Personal life
- Born: 1910 Harar, Ethiopia
- Died: September 2, 2008 (aged 97–98)
- Era: 20th–21st century
- Region: Horn of Africa/Levant
- Main interest(s): Kalam, polemics, Hadith, Fiqh
- Notable work(s): Sharh al-'Aqa'id al-Nasafiyya, Sharh al-'Aqida al-Tahawiyya
- Website: www.harariyy.org

Religious life
- Religion: Islam
- Denomination: Sunni
- School: Shafi'i
- Tariqa: Rifa'iyya
- Creed: Ash'ari

Muslim leader
- Influenced by Al-Shafi'i, Abu al-Hasan al-Ash'ari, Abu Mansur al-Maturidi, Ahmad al-Rifa'i, Muhammad al-'Arabi al-Tabbani;
- Influenced Al-Ahbash, Jamil Halim al-Husaini [ar];

= Abdullah al-Harari =

Harari Islamic scholar

'Abdullah al-Harari (عبد الله الهرري) (1906 – September 2, 2008) was an Ethiopian muhaddith and scholar of Islamic jurisprudence. He lived and taught in Beirut, Lebanon.

==History==
Al-Harariyy was born in 1906 in Harar, Ethiopia.
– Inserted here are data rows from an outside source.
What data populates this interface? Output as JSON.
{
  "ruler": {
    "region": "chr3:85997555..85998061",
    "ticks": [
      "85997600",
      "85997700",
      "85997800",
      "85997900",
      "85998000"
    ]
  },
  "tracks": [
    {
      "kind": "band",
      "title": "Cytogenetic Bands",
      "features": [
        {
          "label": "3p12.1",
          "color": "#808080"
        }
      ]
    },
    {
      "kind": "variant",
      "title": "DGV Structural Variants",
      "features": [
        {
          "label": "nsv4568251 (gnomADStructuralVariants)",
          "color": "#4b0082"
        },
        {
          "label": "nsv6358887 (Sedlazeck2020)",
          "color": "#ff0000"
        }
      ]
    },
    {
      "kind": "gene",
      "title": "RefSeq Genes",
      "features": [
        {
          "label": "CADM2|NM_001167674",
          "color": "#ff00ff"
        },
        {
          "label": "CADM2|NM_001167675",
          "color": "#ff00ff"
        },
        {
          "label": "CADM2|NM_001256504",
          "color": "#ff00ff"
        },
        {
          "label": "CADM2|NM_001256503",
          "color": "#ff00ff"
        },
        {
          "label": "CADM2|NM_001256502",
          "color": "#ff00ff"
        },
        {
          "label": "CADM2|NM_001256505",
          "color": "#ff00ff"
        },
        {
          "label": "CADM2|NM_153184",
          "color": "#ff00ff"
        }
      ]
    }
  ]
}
In 1983, he founded Al-Ahbash, a Beirut-based organization also known as the Association of Islamic Charitable Projects (AICP). Al-Ahbash is a Sufi religious movement. Due to the group's origins and activity in Lebanon, the Ahbash have been described as the "activist expression of Lebanese Sufism."
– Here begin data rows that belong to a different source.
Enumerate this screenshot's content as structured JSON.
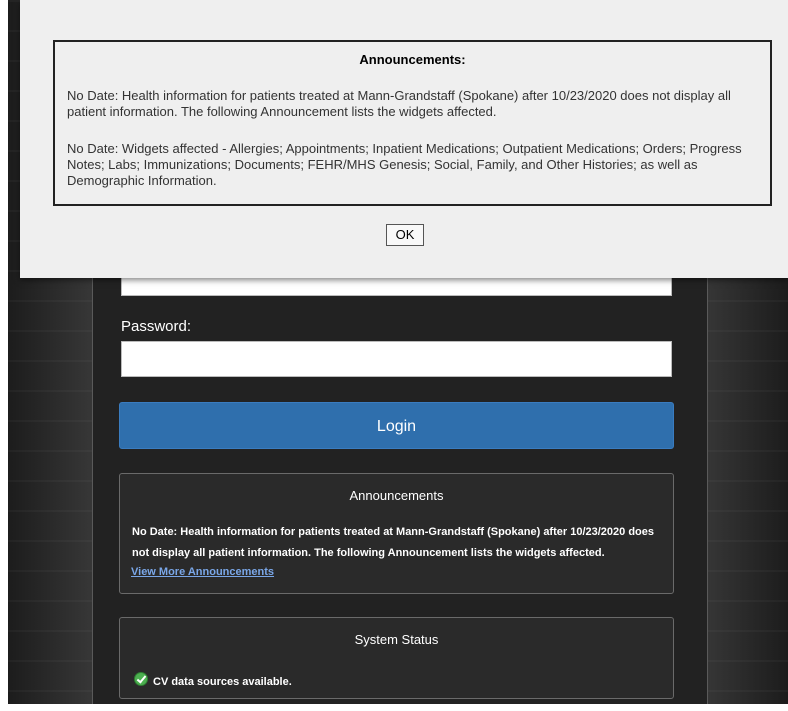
{
  "login": {
    "password_label": "Password:",
    "username_value": "",
    "password_value": "",
    "login_button": "Login"
  },
  "announcements_panel": {
    "title": "Announcements",
    "text": "No Date: Health information for patients treated at Mann-Grandstaff (Spokane) after 10/23/2020 does not display all patient information. The following Announcement lists the widgets affected.",
    "link": "View More Announcements"
  },
  "system_status": {
    "title": "System Status",
    "status_text": "CV data sources available."
  },
  "modal": {
    "title": "Announcements:",
    "paragraphs": [
      "No Date: Health information for patients treated at Mann-Grandstaff (Spokane) after 10/23/2020 does not display all patient information. The following Announcement lists the widgets affected.",
      "No Date: Widgets affected - Allergies; Appointments; Inpatient Medications; Outpatient Medications; Orders; Progress Notes; Labs; Immunizations; Documents; FEHR/MHS Genesis; Social, Family, and Other Histories; as well as Demographic Information."
    ],
    "ok_button": "OK"
  },
  "colors": {
    "login_button": "#2f6fad",
    "link": "#7aa7e8",
    "status_ok": "#4caf50"
  }
}
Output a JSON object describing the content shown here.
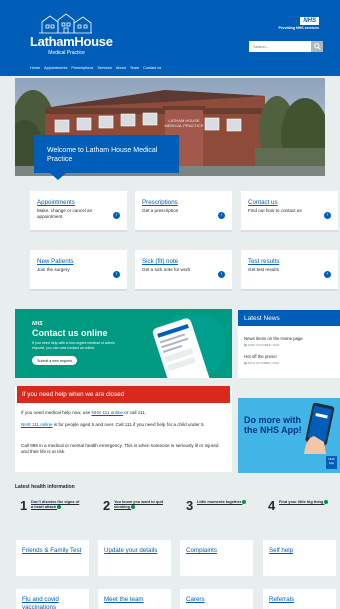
{
  "header": {
    "practice_name": "LathamHouse",
    "practice_sub": "Medical Practice",
    "nhs_badge": "NHS",
    "nhs_tagline": "Providing NHS services",
    "search_placeholder": "Search...",
    "nav": [
      "Home",
      "Appointments",
      "Prescriptions",
      "Services",
      "About",
      "Team",
      "Contact us"
    ]
  },
  "hero": {
    "sign_text": "LATHAM HOUSE MEDICAL PRACTICE",
    "welcome": "Welcome to Latham House Medical Practice"
  },
  "cards": [
    {
      "title": "Appointments",
      "desc": "Make, change or cancel an appointment"
    },
    {
      "title": "Prescriptions",
      "desc": "Get a prescription"
    },
    {
      "title": "Contact us",
      "desc": "Find out how to contact us"
    },
    {
      "title": "New Patients",
      "desc": "Join the surgery"
    },
    {
      "title": "Sick (fit) note",
      "desc": "Get a sick note for work"
    },
    {
      "title": "Test results",
      "desc": "Get test results"
    }
  ],
  "contact_online": {
    "nhs": "NHS",
    "title": "Contact us online",
    "desc": "If you need help with a non-urgent medical or admin request, you can now contact us online.",
    "button": "Submit a new request"
  },
  "news": {
    "heading": "Latest News",
    "items": [
      {
        "title": "News items on the Home page",
        "date": "22ND OCTOBER, 2020"
      },
      {
        "title": "Hot off the press!",
        "date": "20TH OCTOBER, 2020"
      }
    ]
  },
  "closed": {
    "heading": "If you need help when we are closed",
    "p1_pre": "If you need medical help now, use ",
    "p1_link": "NHS 111 online",
    "p1_post": " or call 111.",
    "p2_link": "NHS 111 online",
    "p2_post": " is for people aged 5 and over. Call 111 if you need help for a child under 5.",
    "p3": "Call 999 in a medical or mental health emergency. This is when someone is seriously ill or injured and their life is at risk."
  },
  "app_panel": {
    "text": "Do more with the NHS App!",
    "badge": "NHS App"
  },
  "health_info": {
    "title": "Latest health information",
    "items": [
      {
        "num": "1",
        "text": "Don't dismiss the signs of a heart attack"
      },
      {
        "num": "2",
        "text": "You know you want to quit smoking"
      },
      {
        "num": "3",
        "text": "Little moments together"
      },
      {
        "num": "4",
        "text": "Find your little big thing"
      }
    ]
  },
  "quick_links": [
    "Friends & Family Test",
    "Update your details",
    "Complaints",
    "Self help",
    "Flu and covid vaccinations",
    "Meet the team",
    "Carers",
    "Referrals"
  ],
  "colors": {
    "nhs_blue": "#005eb8",
    "green": "#009a82",
    "red": "#da291c",
    "light_blue": "#41b6e6"
  }
}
Al-Harariyy was one of the Ulama signatories of the Amman Message. Issued in 2004, the statement gives a broad foundation for defining Muslim orthodoxy. He was also licensed as a Shaykh by Al-Azhar University's branch in Lebanon.

Al-Harariyy died of natural causes on September 2, 2008, aged 102.

==Views==
Al Harariyy held controversial views regarding Aisha, Mu'awiya, and others. He believed that they were wrong for rebelling against Rashidun Caliph Ali bin Abi Talib during the first fitna and he criticized them for it in his book, al-Dalil al-Sharʿi ʿala Ithbat man Qaatalahum ʿAli min Sahabi aw Tabiʿi, (The legal proof establishing the wrongdoings of the companions and successors whom Ali fought). This is a position that runs contrary to the orthodox Sunni view, which maintains neutrality in regard to disputes among companions.